I'm not in need of any kind of support over this; it didn't last long, and I'm afraid I have too high an opinion of myself to be too upset by it. Mostly, I was anxious that he was breathing at me pretty heavily from close up (12 to 18 inches?). Only now, as the usual incubation period has more or less passed without any symptoms, have I gradually relaxed—about that, anyway. (And yeah, I'm aware the chances of my contracting COVID from him were pretty low—I figure about one in a thousand, something on that order. We were both masked. But I'm the sort to obsess about it a little.)
I've been thinking about that episode the last few days, though, in light of recent events in Atlanta. And it's not just about the fact that it happened, or that a police captain characterized the shooter as "having a bad day." These things are bad enough, but I think it's clear that they're bad. Few people are having trouble understanding that.
What got to me was a side line after the captain was taken out of his spokesperson role. Officials were quoted as saying that although the shooter denied a racial motive, they weren't ruling one out. And though that's not a bad thing as far as it goes, I'm concerned that it focuses on what is really a small percentage of a very large problem.
See, as I say, most people understand that racism is a bad thing, or at the very least, they understand that it's generally viewed as a bad thing. So as far as overt expressions of racism go, they know not to do it, or if they do do it, they keep it among like-minded people. But that's just the tip of the racist (or sexist, or any otherist in general) iceberg. Underneath all of that is a much larger mass of subliminal prejudicial behavior that mostly goes unnoticed.
Maybe that fellow would have harassed me anyway, but I think he was just that little bit more likely to do it because I was Asian. Or maybe that shooter would have been up for shooting someone who wasn't Asian, or wasn't a woman, but I think he was that much more likely to do it because they were.
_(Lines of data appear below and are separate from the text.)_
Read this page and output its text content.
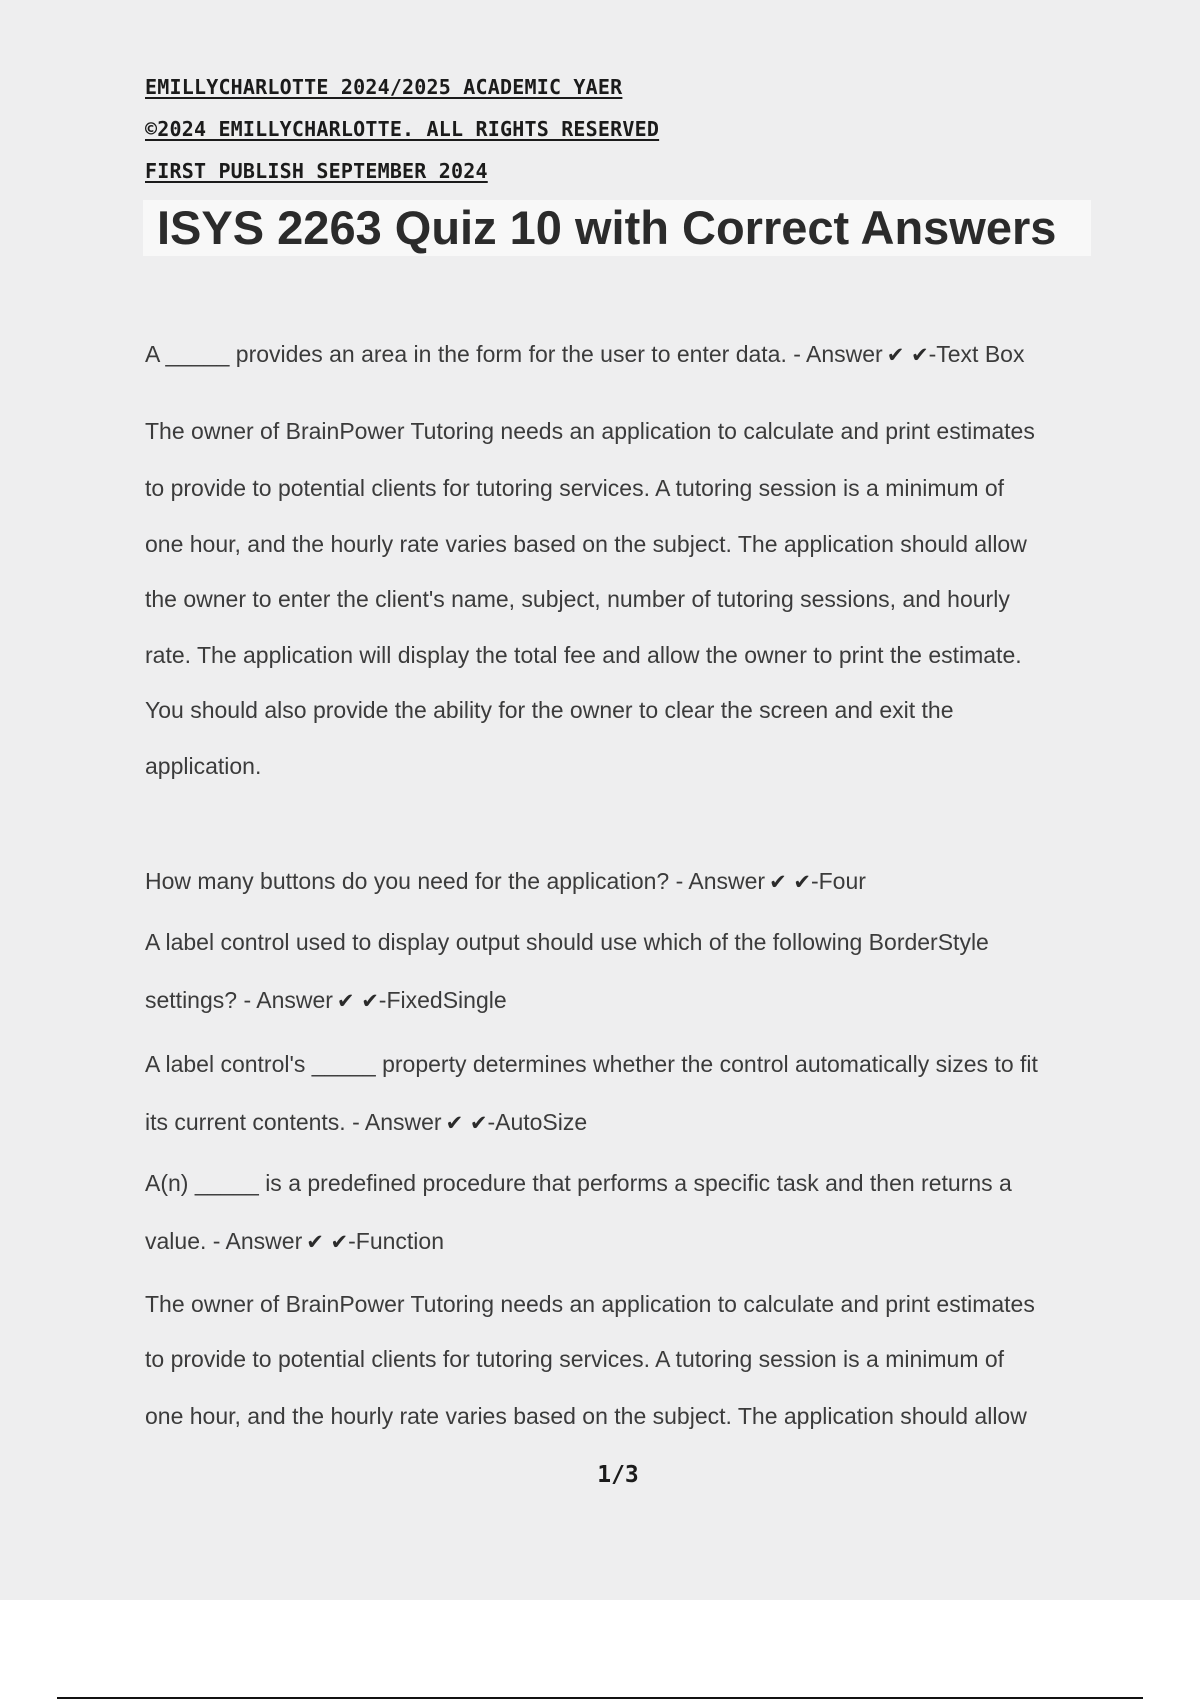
EMILLYCHARLOTTE 2024/2025 ACADEMIC YAER
©2024 EMILLYCHARLOTTE. ALL RIGHTS RESERVED
FIRST PUBLISH SEPTEMBER 2024
ISYS 2263 Quiz 10 with Correct Answers
A _____ provides an area in the form for the user to enter data. - Answer ✔ ✔-Text Box
The owner of BrainPower Tutoring needs an application to calculate and print estimates
to provide to potential clients for tutoring services. A tutoring session is a minimum of
one hour, and the hourly rate varies based on the subject. The application should allow
the owner to enter the client's name, subject, number of tutoring sessions, and hourly
rate. The application will display the total fee and allow the owner to print the estimate.
You should also provide the ability for the owner to clear the screen and exit the
application.
How many buttons do you need for the application? - Answer ✔ ✔-Four
A label control used to display output should use which of the following BorderStyle
settings? - Answer ✔ ✔-FixedSingle
A label control's _____ property determines whether the control automatically sizes to fit
its current contents. - Answer ✔ ✔-AutoSize
A(n) _____ is a predefined procedure that performs a specific task and then returns a
value. - Answer ✔ ✔-Function
The owner of BrainPower Tutoring needs an application to calculate and print estimates
to provide to potential clients for tutoring services. A tutoring session is a minimum of
one hour, and the hourly rate varies based on the subject. The application should allow
1/3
And a million other things that happen every day, of lesser consequence, but are just a bit more likely to have happened to the people they did in fact happen to.
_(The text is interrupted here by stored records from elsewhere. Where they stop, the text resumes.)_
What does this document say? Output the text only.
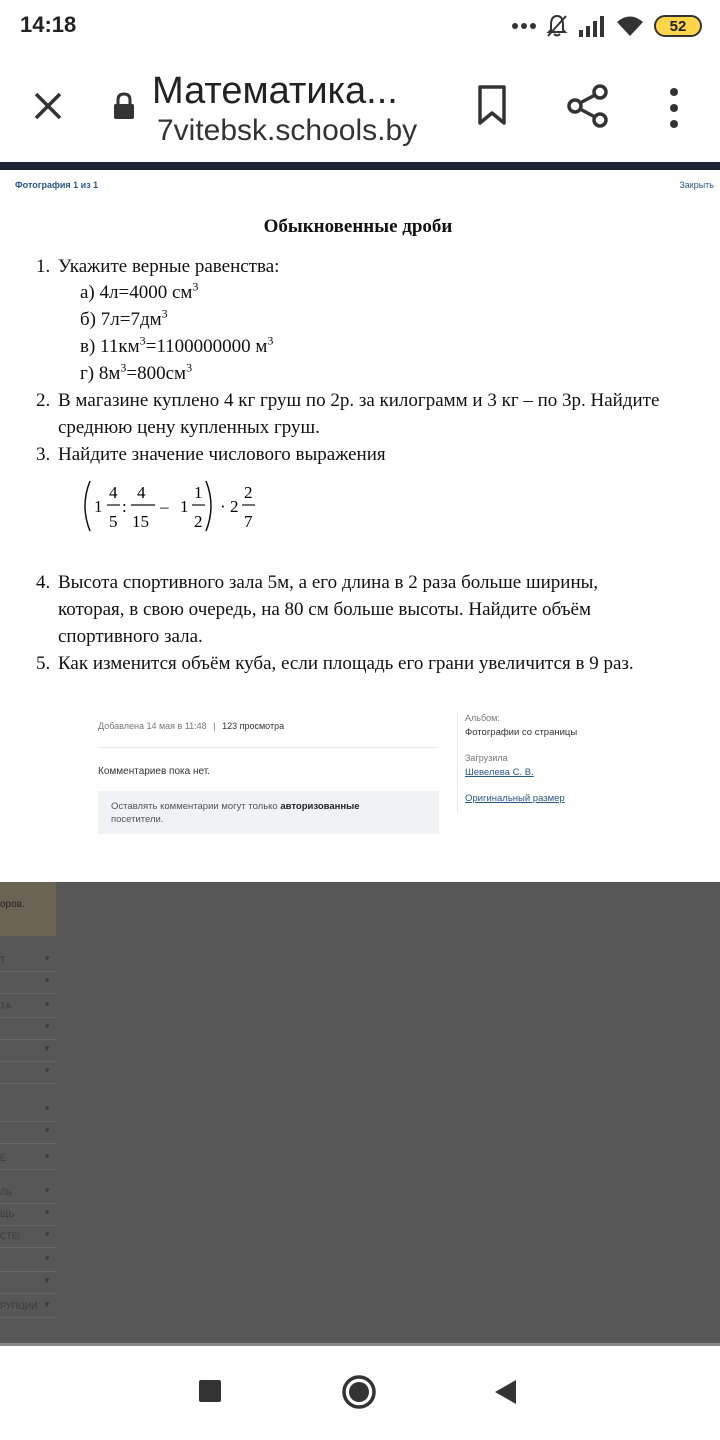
14:18	52
Математика...
7vitebsk.schools.by
Фотография 1 из 1	Закрыть
Обыкновенные дроби
1. Укажите верные равенства:
а) 4л=4000 $см^3$
б) $7л=7дм^3$
в) $11км^3=1100000000$ $м^3$
г) $8м^3=800см^3$
2. В магазине куплено 4 кг груш по 2р. за килограмм и 3 кг – по 3р. Найдите
среднюю цену купленных груш.
3. Найдите значение числового выражения
1
4
5
:
4
15
– 1
1
2
· 2
2
7
4. Высота спортивного зала 5м, а его длина в 2 раза больше ширины,
которая, в свою очередь, на 80 см больше высоты. Найдите объём
спортивного зала.
5. Как изменится объём куба, если площадь его грани увеличится в 9 раз.
Добавлена 14 мая в 11:48 | 123 просмотра
Комментариев пока нет.
Оставлять комментарии могут только авторизованные
посетители.
Альбом:
Фотографии со страницы
Загрузила
Шевелева С. В.
Оригинальный размер
оров.
Т	▼
▼
ТА	▼
▼
▼
▼
▼
▼
Е	▼
ЛЬ	▼
ЩЬ	▼
СТЕ!	▼
▼
▼
РУПЦИИ ▼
And what makes them so insidious is the spectre of plausible deniability, that in any individual situation, one can defend oneself sincerely and successfully against charges of bias. Only in the large, statistically, can these biases be seen.
Most of these are not racist or sexist motives per se. Most of the time, the person is not actively (consciously or otherwise) seeking out someone who fits a particular profile. But by the same token, when the situation hits them, the voice inside them that says, hey, maybe let's not escalate this—that voice is just a little bit softer when it's someone they don't sympathize with for those reasons.
That voice is inside us all (mostly). But I don't believe that this voice speaks equally in response to all people of all creeds, colors, and sexes. I certainly don't believe mine does. Oh, I don't think I'm exceptionally biased or anything; I'm quite ordinary.
But part of the reason I wasn't more upset about being called racist, I think, is that I deeply believe bias exists in us all, and it's not possible to eliminate it. We can reduce it, but there's a part of being human that makes kneejerk classification a bit too automatic. The only real way to address that irreducible core of bias, I feel, is to explicitly bend over backward to counteract it; it's just too easy, otherwise—too human—to believe, honestly, that one is free of bias. And maybe I gave this man a pass for that reason.
Or maybe I just don't like to think of myself as being upset by it. Who knows?